[development] D7 contrib module development

Nathaniel Catchpole catch56 at googlemail.com
Mon Mar 9 17:42:18 UTC 2009


>>  Who's talking about dictating.. Everyone can code freely. But for code
to enter the official repository, quality >>checks should apply. That
doesn't stop innovation, does it? Look at the few commits to the cck/views
branches >>for example. Why is that kind of responsible code committing not
scalable to all other modules as well?

We already have a way for code to get reviewed before it gets committed to
the repository, it's called patches.

The gatekeepers for core aren't just the two committers - there's also a
whole layer of people who regularly review patches before they get
committed, not enough of them, but  that's how the code for core gets
filtered.

There are 92 pages of patches which need review against core or contrib. If
we could fine people to review all of those patches intelligently - not to
mention dealing with new bug reports and support requests for the top 200
most used modules, that'd help to consolidate efforts a lot. Anything else
is putting the cart very, very far before the horse.

http://drupal.org/project/issues/search?text=&projects=&assigned=&submitted=&participant=&status[]=8

That doesn't include all code marked for commit or needs work which nearly
doubles that number.

Or to put it another way, count the number people who reply to support
requests, let alone post and review patches for the Views issue queue. It's
a small number of overworked people. The people working on core and the 'top
40' (or 100, or 300) contrib modules are buried in issues, don't get nearly
enough help with their projects - but then you want these people to review
every commit as well?

>>No - the swarm, that is us. We all work together on finding the best way
to lay the foundation for the respective >>functionality. Aren't we already
doing that with core?
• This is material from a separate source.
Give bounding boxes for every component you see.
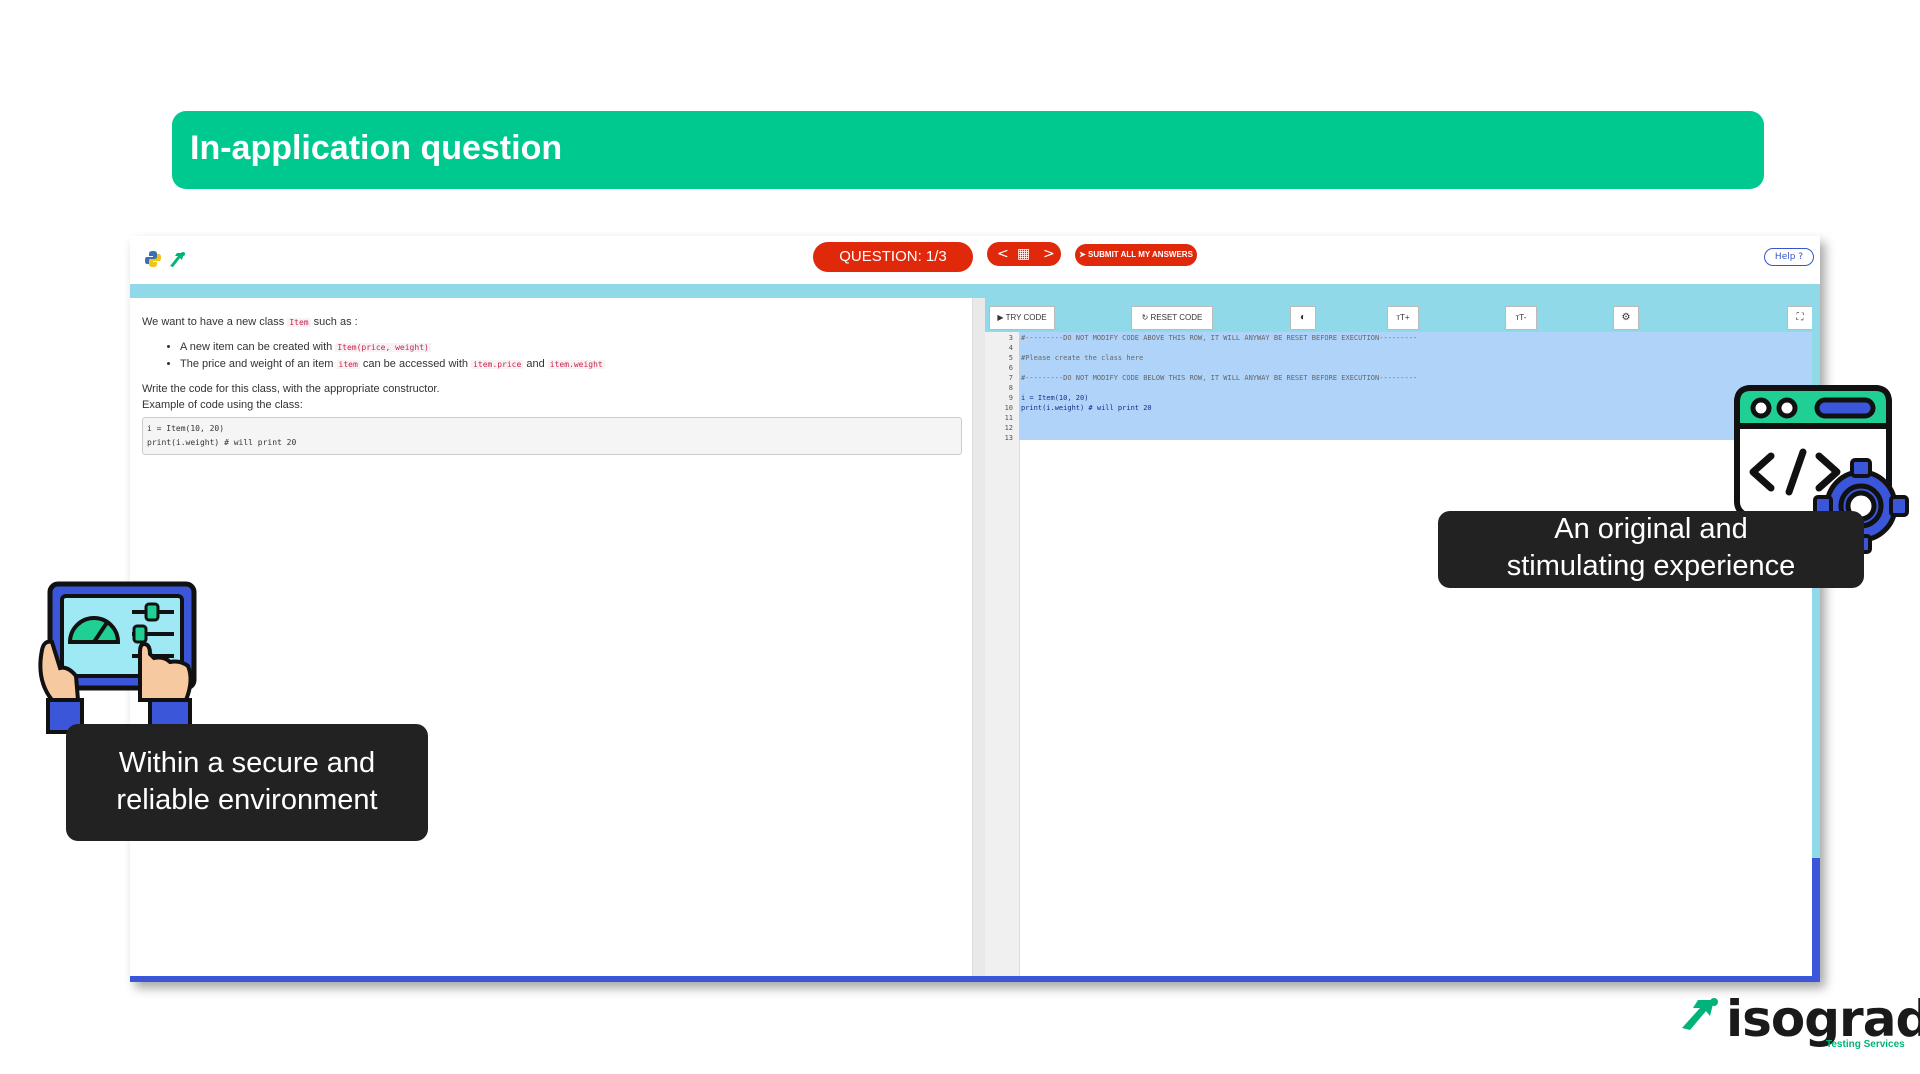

Is it impossible to apply to non-core modules?

Yes it's impossible unless we massively increase the people dealing with
support requests, bug reports and patch reviews for the major modules which
have already 'won'. Let alone co-ordinating efforts to merge
smaller/duplicated/abandoned modules as time goes on.
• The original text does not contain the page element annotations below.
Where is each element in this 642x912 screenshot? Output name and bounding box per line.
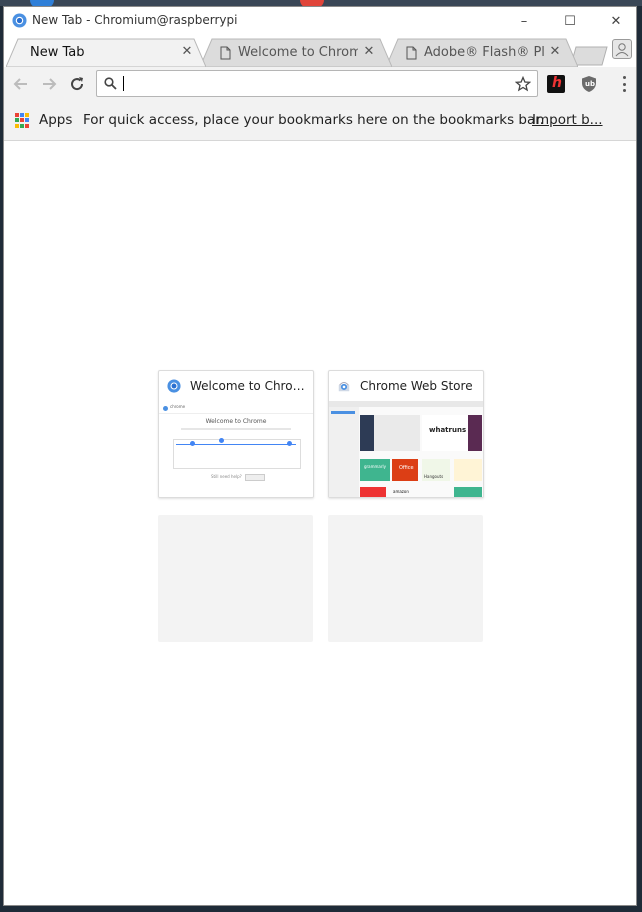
- text-caret: [123, 76, 124, 91]
- import-bookmarks-link[interactable]: Import b...: [532, 112, 603, 128]
- apps-dot: [25, 118, 29, 123]
- omnibox[interactable]: [96, 70, 538, 97]
- title-bar: New Tab - Chromium@raspberrypi – ☐ ✕: [4, 7, 636, 35]
- document-icon: [220, 46, 231, 60]
- apps-dot: [20, 123, 24, 128]
- avatar-icon: [615, 43, 629, 57]
- menu-button[interactable]: [622, 76, 626, 92]
- tile-title: Welcome to Chromi…: [190, 379, 308, 393]
- tab-label: New Tab: [30, 45, 85, 60]
- maximize-icon: ☐: [564, 13, 576, 29]
- bookmarks-bar: Apps For quick access, place your bookma…: [4, 101, 636, 141]
- close-window-button[interactable]: ✕: [596, 9, 636, 33]
- browser-window: New Tab - Chromium@raspberrypi – ☐ ✕ New…: [3, 6, 637, 906]
- ublock-label: ub: [585, 80, 595, 88]
- window-title: New Tab - Chromium@raspberrypi: [32, 13, 238, 27]
- tab-new-tab[interactable]: New Tab ✕: [6, 38, 206, 67]
- minimize-button[interactable]: –: [504, 9, 544, 33]
- maximize-button[interactable]: ☐: [550, 9, 590, 33]
- most-visited-tile-welcome[interactable]: Welcome to Chromi… chrome Welcome to Chr…: [158, 370, 314, 498]
- forward-button[interactable]: [38, 73, 60, 95]
- apps-dot: [15, 113, 19, 117]
- tab-welcome[interactable]: Welcome to Chrom ✕: [200, 38, 392, 67]
- apps-dot: [20, 118, 24, 123]
- close-icon: ✕: [610, 13, 622, 29]
- document-icon: [406, 46, 417, 60]
- apps-dot: [25, 123, 29, 128]
- toolbar: h ub: [4, 67, 636, 101]
- empty-tile: [328, 515, 483, 642]
- apps-icon[interactable]: [15, 113, 30, 128]
- tab-label: Adobe® Flash® Pl: [424, 45, 544, 60]
- apps-dot: [20, 113, 24, 117]
- chromium-logo-icon: [167, 379, 181, 393]
- tab-close-icon[interactable]: ✕: [180, 44, 194, 59]
- tab-strip: New Tab ✕ Welcome to Chrom ✕ Adobe® Flas…: [4, 35, 636, 67]
- forward-arrow-icon: [43, 78, 57, 90]
- reload-icon: [71, 77, 84, 91]
- minimize-icon: –: [520, 13, 528, 29]
- apps-dot: [15, 123, 19, 128]
- back-button[interactable]: [10, 73, 32, 95]
- bookmark-star-icon[interactable]: [515, 76, 531, 92]
- tile-thumbnail: whatruns grammarly Office Hangouts amazo…: [329, 401, 483, 497]
- tile-title: Chrome Web Store: [360, 379, 473, 393]
- honey-extension-icon[interactable]: h: [547, 75, 565, 93]
- bookmarks-hint: For quick access, place your bookmarks h…: [83, 112, 544, 128]
- tab-close-icon[interactable]: ✕: [362, 44, 376, 59]
- search-icon: [104, 77, 117, 90]
- back-arrow-icon: [13, 78, 27, 90]
- tab-adobe-flash[interactable]: Adobe® Flash® Pl ✕: [386, 38, 578, 67]
- profile-button[interactable]: [612, 39, 632, 59]
- new-tab-page: Welcome to Chromi… chrome Welcome to Chr…: [4, 141, 636, 905]
- omnibox-input[interactable]: [123, 74, 503, 93]
- tab-label: Welcome to Chrom: [238, 45, 358, 60]
- most-visited-tile-web-store[interactable]: Chrome Web Store whatruns grammarly Offi…: [328, 370, 484, 498]
- tab-close-icon[interactable]: ✕: [548, 44, 562, 59]
- apps-dot: [15, 118, 19, 123]
- chromium-logo-icon: [12, 13, 27, 28]
- apps-shortcut[interactable]: Apps: [39, 112, 72, 128]
- empty-tile: [158, 515, 313, 642]
- tile-thumbnail: chrome Welcome to Chrome Still need help…: [159, 401, 313, 497]
- web-store-icon: [338, 381, 350, 392]
- reload-button[interactable]: [66, 73, 88, 95]
- apps-dot: [25, 113, 29, 117]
>>Why is not letting experimental code into the repository stopping people
from trying stuff out? Please explain that >>to me, i simply don't get that.

A lot of sandbox projects on Drupal.org have turned into great modules or
core patches - often resurrected by people other than the original author.
Having all this code centralised is a good thing and isn't going to change.
What will hopefully change is filtering those projects from the most widely
used and supported ones for new users - again, there's efforts to do this
both with the redesign and numerous feature requests to project*.